Commit ea10b08dcecdd0852dee6903331adbcd0a038ac7

Con Kolivas 2012-07-25T22:02:14

Find the nearest power of 2 maximum alloc size for the scrypt buffer that can successfully be allocated and is large enough to accomodate the thread concurrency chosen, thus mapping it to an intensity.

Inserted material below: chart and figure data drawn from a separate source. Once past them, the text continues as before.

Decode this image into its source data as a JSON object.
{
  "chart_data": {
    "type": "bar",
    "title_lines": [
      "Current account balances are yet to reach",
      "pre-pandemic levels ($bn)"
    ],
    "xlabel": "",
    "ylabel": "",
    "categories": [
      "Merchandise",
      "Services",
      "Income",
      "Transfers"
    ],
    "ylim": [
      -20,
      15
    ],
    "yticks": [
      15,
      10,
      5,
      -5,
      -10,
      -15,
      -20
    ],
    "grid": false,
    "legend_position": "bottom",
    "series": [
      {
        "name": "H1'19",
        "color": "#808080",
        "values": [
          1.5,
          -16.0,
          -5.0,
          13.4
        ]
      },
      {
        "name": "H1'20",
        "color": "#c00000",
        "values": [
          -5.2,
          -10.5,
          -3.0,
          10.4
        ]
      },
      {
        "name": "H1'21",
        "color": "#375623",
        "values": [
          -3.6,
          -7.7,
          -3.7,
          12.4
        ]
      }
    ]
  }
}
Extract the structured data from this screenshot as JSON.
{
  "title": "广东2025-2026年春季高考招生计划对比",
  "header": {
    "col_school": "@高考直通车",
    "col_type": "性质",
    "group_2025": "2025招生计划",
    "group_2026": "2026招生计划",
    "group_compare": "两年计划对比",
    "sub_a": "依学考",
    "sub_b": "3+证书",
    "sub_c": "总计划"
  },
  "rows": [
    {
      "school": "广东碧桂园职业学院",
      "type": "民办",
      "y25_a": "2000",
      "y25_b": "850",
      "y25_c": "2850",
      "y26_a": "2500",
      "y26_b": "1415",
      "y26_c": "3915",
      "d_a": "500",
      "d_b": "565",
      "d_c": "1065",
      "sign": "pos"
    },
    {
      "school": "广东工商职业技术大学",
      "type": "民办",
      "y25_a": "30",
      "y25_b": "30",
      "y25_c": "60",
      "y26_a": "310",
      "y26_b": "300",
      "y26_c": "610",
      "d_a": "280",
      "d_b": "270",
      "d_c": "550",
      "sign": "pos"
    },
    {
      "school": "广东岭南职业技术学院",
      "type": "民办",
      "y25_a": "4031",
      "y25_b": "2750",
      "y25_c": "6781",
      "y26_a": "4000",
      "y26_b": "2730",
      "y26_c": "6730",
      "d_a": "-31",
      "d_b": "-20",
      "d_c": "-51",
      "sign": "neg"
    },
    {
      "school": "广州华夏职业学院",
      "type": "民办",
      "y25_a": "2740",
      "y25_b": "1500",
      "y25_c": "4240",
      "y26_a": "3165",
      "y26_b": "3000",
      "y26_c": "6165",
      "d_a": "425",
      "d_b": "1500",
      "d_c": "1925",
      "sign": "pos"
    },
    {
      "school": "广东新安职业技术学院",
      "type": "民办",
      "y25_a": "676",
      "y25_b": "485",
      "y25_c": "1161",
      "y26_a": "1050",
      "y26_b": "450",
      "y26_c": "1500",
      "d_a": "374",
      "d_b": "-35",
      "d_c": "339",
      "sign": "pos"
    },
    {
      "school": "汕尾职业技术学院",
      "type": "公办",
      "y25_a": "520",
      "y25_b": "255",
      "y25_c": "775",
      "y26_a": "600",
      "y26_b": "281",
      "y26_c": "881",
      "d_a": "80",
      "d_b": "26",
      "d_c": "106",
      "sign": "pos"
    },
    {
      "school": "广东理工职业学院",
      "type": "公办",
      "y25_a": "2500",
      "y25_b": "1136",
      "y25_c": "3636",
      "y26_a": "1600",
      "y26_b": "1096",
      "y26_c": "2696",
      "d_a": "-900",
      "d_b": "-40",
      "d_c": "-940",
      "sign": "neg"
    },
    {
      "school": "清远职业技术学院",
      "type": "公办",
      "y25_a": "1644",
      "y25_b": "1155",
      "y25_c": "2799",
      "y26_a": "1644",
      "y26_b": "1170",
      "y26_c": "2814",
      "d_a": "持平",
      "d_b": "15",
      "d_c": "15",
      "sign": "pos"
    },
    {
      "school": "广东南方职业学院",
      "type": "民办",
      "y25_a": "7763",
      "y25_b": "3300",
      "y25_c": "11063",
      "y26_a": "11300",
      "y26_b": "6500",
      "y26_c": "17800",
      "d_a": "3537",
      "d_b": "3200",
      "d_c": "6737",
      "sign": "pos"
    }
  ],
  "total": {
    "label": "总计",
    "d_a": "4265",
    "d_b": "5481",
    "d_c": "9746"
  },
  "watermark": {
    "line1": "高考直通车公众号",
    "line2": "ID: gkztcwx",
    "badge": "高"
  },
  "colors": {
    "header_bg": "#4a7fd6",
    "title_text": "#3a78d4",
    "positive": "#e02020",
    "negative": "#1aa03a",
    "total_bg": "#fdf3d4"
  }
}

diff --git a/ocl.c b/ocl.c
index f726444..ba8cde2 100644
--- a/ocl.c
+++ b/ocl.c
@@ -472,17 +472,35 @@ _clState *initCl(unsigned int gpu, char *name, size_t nameSize)
 
 #ifdef USE_SCRYPT
 	if (opt_scrypt) {
+		cl_ulong ma = gpus[gpu].max_alloc, mt;
+		int pow2 = 0;
+
 		if (!gpus[gpu].lookup_gap) {
 			applog(LOG_DEBUG, "GPU %d: selecting lookup gap of 2", gpu);
 			gpus[gpu].lookup_gap = 2;
 		}
 		if (!gpus[gpu].thread_concurrency) {
-			gpus[gpu].thread_concurrency = gpus[gpu].max_alloc / 32768 / gpus[gpu].lookup_gap;
+			gpus[gpu].thread_concurrency = ma / 32768 / gpus[gpu].lookup_gap;
 			if (gpus[gpu].shaders && gpus[gpu].thread_concurrency > gpus[gpu].shaders)
 				gpus[gpu].thread_concurrency -= gpus[gpu].thread_concurrency % gpus[gpu].shaders;
 				
 			applog(LOG_DEBUG, "GPU %d: selecting thread concurrency of %u",gpu,  gpus[gpu].thread_concurrency);
 		}
+
+		/* If we have memory to spare, try to find a power of 2 value
+		 * >= required amount to map nicely to an intensity */
+		mt = gpus[gpu].thread_concurrency * 32768 * gpus[gpu].lookup_gap;
+		if (ma > mt) {
+			while (ma >>= 1)
+				pow2++;
+			ma = 1;
+			while (--pow2 && ma < mt)
+				ma <<= 1;
+			if (ma >= mt) {
+				gpus[gpu].max_alloc = ma;
+				applog(LOG_DEBUG, "Max alloc decreased to %lu", gpus[gpu].max_alloc);
+			}
+		}
 	}
 #endif
 
@@ -776,8 +794,8 @@ built:
 		size_t ipt = (1024 / gpus[gpu].lookup_gap + (1024 % gpus[gpu].lookup_gap > 0));
 		size_t bufsize = 128 * ipt * gpus[gpu].thread_concurrency;
 
-		/* Always allocate the largest possible buffer allowed, even if we're not initially requiring it
-		 * based on thread_concurrency, giving us some headroom for intensity levels. */
+		/* Use the max alloc value which has been rounded to a power of
+		 * 2 greater >= required amount earlier */
 		if (bufsize > gpus[gpu].max_alloc) {
 			applog(LOG_WARNING, "Maximum buffer memory device %d supports says %u, your scrypt settings come to %u",
 			       gpu, gpus[gpu].max_alloc, bufsize);